Business Activity Continued at a Solid Pace
The month-over-month services composite index was 20 in May, unchanged from 20 in April, and lower than 30 in March (Tables 1 & 2). The composite index is a weighted average of the revenue/sales, employment, and inventory indexes. Higher revenue and sales were driven by more activity in transportation, retail trade, tourism & hotels, and restaurants. However, growth eased for real estate, auto activity, and furniture and home furnishing stores. Month-over-month indexes pace of growth continued at a solid pace in May, with an increase in the employment, hours worked, wages and benefits, and revenue/sales indexes. Inventory levels indexes remained positive, but the pace of growth declined moderately. The year-over-year composite index decreased slightly from 32 to 28, as the revenue/sales, hours worked, wages and benefits, and inventory indexes continued to contract compared to a year ago. Expectations for services activity eased somewhat in May with the future composite index declining from 42 to 26, driven by lower indexes for future inventories, capital expenditures, employment, and hours worked.
|Date||Vs. a Month Ago||Vs. a Year Ago|
This month contacts were asked special questions on rising materials prices, supply chain disruptions/shortages, and wage and price expectations. In May, 88% of firms reported being affected by rising materials prices and lack of availability/delivery times and 82% anticipated this to persist for at least 6 months or longer (Chart 2). About 64% of firms expected wages and prices to rise slightly or significantly faster compared with a year ago, along with a significant share of firms that expected wages and prices to rise at a similar rate (Chart 3). However, a small share of firms expected wages and prices to rise slower than a year ago.
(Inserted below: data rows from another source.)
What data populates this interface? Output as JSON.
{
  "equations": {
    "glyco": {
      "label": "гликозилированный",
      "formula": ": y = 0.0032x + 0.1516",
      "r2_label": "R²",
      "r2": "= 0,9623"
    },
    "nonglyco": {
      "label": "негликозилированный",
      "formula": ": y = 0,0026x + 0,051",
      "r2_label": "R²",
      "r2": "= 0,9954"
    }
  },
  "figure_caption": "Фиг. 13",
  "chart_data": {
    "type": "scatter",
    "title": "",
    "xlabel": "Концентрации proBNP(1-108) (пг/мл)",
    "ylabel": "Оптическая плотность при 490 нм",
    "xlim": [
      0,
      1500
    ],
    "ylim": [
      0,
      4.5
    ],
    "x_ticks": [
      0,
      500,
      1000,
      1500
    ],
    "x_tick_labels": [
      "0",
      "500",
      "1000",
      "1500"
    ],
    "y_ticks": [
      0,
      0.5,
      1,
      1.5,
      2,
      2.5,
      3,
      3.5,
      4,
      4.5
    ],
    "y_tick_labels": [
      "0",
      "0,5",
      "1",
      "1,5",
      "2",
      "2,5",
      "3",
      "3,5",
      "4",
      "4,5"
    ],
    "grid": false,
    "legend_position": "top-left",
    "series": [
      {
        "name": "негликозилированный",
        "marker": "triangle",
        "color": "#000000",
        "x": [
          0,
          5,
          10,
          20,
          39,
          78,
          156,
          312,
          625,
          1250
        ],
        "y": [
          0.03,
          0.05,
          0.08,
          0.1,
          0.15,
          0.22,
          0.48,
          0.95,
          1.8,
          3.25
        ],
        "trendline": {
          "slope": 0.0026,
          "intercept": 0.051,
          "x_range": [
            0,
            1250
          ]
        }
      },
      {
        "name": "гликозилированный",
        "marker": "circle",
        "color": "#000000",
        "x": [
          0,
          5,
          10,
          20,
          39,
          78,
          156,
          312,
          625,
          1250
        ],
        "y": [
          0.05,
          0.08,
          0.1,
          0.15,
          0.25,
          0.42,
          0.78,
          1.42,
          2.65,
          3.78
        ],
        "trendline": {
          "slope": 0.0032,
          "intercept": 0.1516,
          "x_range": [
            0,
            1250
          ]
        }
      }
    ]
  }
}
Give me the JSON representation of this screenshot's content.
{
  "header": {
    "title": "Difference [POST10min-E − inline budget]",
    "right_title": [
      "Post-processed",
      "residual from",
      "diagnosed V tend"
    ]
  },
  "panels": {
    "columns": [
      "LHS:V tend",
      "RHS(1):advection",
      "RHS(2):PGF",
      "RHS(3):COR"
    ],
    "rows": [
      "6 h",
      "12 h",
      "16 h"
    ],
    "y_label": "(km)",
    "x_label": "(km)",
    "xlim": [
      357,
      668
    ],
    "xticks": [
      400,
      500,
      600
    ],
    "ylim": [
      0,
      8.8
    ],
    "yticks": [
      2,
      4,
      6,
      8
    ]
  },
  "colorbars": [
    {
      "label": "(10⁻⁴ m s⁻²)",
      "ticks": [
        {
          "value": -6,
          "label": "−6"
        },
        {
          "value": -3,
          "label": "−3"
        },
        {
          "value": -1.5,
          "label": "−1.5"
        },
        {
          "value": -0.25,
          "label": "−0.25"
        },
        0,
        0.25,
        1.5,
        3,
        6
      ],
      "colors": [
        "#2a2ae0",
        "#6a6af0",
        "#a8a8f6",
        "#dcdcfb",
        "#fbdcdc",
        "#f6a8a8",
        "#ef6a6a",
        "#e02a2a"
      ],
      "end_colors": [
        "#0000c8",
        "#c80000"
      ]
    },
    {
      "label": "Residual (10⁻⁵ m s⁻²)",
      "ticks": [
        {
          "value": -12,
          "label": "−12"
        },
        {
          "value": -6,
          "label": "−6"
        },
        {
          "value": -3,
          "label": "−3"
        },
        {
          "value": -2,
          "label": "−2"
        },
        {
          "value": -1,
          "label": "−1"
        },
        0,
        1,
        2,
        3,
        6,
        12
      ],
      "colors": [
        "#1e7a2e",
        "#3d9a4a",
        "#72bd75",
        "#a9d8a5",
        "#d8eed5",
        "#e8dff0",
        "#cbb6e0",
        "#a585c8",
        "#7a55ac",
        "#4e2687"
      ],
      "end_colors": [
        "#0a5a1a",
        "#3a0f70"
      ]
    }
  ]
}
Selected Services Comments
“Rising construction costs and interest rates are making it difficult to get new construction projects closed and underway.”
“We have seen a decline in the demand for outsourcing labor over the past couple of months.”
“We continue to see wage increases due to demands from employees and perspective employees. With inflation rising employees are demanding more in wages.”
“We had planned to build a new facility in late 2022. However, with the costs of raw materials, the looming threat of even higher mortgage rates, and a higher percentage of inflation on the horizon, I am not certain this is the time for any capital expenditures. We can only keep a cautious attitude and hope for the best.”
“Restaurant costs going up, borrowing costs going up, and investments in stock market going down. Tried to put dollars away for future reinvestment needs and that asset has shrunk. Double whammy!”
“Seem to be more people travelling, at least to this destination, and willing to spend more money, but many act as though they wish to get it done ahead of near future troubles.”
“The real estate market is beginning its inevitable slowdown. Rates have risen to the extent that even without more rate increases the affordability index is now reducing those who can qualify for a mortgage. We are already seeing homes coming back on the market for those who were not fortunate enough to lock at lower rates. This is not going to be a bursting of a bubble but at least a stabilization to home prices.”